The most difficult part of acting as an alcoholic is playing a convincing drunk. Milland's ability to imitate inebriation is successful when he's uttering a particularly sad sentiment or flirting with a woman. But the success of his drunken state can be disrupted by an angry tirade or rant in which he embodies Clark Gable or Laurence Olivier in confidence and stature.

Criticism

The movie focuses solely on Birnam's alcoholism and paints the tragic effects of alcoholism with a brutality that was absent from cinema in the 1940's.

The film opens with a shot of a bottle of whiskey dangling out of an apartment window. When his brother discovers the bottle of whiskey, Don covers by saying he must have hid it before he stopped drinking 10 days ago. Birnam makes an attempt to keep his habit a secret to everyone, except the bartender who he spills his sordid history to. He even goes so far as to buy apples to hide the bottles of alcoholic he's carrying from the judging eyes of his neighbors; perhaps even himself.

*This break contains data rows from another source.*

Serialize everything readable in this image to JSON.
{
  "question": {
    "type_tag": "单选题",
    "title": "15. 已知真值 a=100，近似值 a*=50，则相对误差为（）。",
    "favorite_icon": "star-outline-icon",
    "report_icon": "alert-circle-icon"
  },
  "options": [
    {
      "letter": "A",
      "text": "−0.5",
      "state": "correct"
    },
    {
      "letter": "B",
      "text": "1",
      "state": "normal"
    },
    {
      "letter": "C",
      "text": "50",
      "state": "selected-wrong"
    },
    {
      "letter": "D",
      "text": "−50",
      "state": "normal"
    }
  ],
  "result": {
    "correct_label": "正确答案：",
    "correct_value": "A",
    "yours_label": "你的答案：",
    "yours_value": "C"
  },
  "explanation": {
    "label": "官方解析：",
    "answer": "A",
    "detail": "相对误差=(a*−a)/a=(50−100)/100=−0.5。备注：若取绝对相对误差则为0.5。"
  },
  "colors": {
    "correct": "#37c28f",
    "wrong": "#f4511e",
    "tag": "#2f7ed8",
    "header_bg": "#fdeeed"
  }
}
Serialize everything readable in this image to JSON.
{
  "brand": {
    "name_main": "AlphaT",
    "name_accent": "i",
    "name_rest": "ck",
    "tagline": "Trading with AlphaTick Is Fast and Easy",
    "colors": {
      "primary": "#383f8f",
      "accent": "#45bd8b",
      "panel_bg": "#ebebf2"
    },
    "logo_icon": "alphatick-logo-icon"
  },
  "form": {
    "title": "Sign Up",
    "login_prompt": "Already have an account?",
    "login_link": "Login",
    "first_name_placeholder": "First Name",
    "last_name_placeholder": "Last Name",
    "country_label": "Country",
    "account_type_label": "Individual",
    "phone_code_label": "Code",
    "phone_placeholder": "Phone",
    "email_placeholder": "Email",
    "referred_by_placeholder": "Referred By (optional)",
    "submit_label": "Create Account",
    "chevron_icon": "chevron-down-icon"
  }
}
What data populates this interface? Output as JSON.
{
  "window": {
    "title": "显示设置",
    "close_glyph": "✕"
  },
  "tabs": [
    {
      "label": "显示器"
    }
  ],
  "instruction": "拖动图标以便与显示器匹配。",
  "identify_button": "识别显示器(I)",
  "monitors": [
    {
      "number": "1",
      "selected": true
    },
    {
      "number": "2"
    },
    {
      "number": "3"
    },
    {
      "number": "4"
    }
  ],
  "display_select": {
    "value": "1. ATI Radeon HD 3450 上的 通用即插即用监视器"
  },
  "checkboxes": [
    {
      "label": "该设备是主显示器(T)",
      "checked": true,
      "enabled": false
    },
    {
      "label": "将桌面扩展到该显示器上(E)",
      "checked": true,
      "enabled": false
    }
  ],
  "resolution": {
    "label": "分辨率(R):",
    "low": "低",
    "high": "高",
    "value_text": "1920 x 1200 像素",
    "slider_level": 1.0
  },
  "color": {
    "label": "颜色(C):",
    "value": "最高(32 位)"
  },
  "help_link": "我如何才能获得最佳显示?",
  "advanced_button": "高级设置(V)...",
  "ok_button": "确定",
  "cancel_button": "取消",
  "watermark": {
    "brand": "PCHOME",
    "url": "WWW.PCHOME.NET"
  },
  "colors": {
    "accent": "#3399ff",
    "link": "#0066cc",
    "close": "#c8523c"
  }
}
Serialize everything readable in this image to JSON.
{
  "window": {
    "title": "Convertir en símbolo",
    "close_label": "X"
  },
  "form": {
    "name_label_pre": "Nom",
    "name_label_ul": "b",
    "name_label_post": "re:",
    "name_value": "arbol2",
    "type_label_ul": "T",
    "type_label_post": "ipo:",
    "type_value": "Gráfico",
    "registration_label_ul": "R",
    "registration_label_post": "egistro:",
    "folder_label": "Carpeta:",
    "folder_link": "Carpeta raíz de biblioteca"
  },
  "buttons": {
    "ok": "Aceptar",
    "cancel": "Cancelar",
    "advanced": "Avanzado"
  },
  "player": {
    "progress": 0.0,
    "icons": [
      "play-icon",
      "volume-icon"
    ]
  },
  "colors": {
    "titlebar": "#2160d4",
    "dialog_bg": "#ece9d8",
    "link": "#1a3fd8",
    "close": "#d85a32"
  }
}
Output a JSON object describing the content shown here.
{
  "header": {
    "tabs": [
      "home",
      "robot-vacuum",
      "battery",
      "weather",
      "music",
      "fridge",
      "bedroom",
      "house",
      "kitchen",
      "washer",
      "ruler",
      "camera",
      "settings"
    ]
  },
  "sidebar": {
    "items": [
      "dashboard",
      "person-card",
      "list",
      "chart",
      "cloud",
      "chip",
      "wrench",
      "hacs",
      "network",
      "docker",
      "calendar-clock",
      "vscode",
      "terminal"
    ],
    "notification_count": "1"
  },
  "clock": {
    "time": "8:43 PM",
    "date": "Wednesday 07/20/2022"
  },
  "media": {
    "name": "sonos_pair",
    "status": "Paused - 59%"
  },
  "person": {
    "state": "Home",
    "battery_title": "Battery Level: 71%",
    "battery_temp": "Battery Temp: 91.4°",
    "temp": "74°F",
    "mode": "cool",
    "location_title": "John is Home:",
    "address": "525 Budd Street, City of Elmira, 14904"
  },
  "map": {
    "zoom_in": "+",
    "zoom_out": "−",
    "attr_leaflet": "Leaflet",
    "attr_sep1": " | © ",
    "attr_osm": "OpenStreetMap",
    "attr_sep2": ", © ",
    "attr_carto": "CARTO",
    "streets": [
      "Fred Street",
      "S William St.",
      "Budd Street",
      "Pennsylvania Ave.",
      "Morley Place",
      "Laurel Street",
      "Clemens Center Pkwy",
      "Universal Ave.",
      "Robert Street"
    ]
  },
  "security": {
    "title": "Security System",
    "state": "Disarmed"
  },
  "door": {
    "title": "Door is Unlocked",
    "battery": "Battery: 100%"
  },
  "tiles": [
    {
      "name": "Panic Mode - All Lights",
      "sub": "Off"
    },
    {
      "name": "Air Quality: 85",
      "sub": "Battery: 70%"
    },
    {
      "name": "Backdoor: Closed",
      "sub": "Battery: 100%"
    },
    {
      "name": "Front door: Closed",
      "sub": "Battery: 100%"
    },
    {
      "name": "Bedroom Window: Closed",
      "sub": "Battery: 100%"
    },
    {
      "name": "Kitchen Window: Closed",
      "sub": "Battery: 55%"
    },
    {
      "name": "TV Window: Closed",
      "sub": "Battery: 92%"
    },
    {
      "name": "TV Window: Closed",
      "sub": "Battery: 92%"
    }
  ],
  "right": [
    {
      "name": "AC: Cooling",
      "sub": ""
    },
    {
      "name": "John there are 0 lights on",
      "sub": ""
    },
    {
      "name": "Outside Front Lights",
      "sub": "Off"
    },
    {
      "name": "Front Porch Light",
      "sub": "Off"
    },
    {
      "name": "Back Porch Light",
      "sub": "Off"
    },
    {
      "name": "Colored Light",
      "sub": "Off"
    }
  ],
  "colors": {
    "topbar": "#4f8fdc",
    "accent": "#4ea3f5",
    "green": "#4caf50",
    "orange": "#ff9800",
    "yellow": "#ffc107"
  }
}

There is a particularly moving scene where Birnam describes to the bartender how he feels empowered by alcohol.

"It shrinks my liver, doesn't it, Nat? It pickles my kidneys. Yes. But what does it do to my mind? It tosses the sandbags overboard so the balloon can soar. Suddenly, I'm above the ordinary. I'm competent, supremely competent. I'm walking a tightrope over Niagara Falls. I'm one of the great ones. I'm Michelangelo molding the beard of Moses. I'm Van Gogh, painting pure sunlight. I'm Horowitz, playing the Emperor Concerto. I'm John Barrymore before the movies got him by the throat. I'm Jesse James and his two brothers, all three of them. I'm W. Shakespeare. And out there it's not Third Avenue any longer. It's the Nile, Nat. The Nile and down it moves the barge of Cleopatra."

Birnam was lauded as the next Hemingway when he was younger. After moving to New York, he found the critics and public weren't as enthused with his writing. So he reached for the bottle as a coping device. He couldn't possibly write while intoxicated or hung over or (more importantly) judge himself for having not written anything truly "great." In his mind being an alcoholic isn't nearly as terrible as being a failure.

The film's composer (Miklos Rozsa) unfortunately uses the theramin to portray Birnam's tortured emotional and psychological state. Using the theramin was experimental in the 1940's, however after being associated with a number of science fiction films, its use throughout the The Lost Weekend feels comical. The Lost Weekend won the Oscar for Best Picture and Ray Milland won the Oscar for Best Actor, deservingly so. Though the film might be dated, the torment of an alcoholic is certainly not extinct in today's world.

As a completely unrelated sidenote, the movie may be the first time ridiculous was truncated to ridic, though I doubt it caught on in the 1940's. Mention is also shortened to ment(ch) and thankfully that never stuck.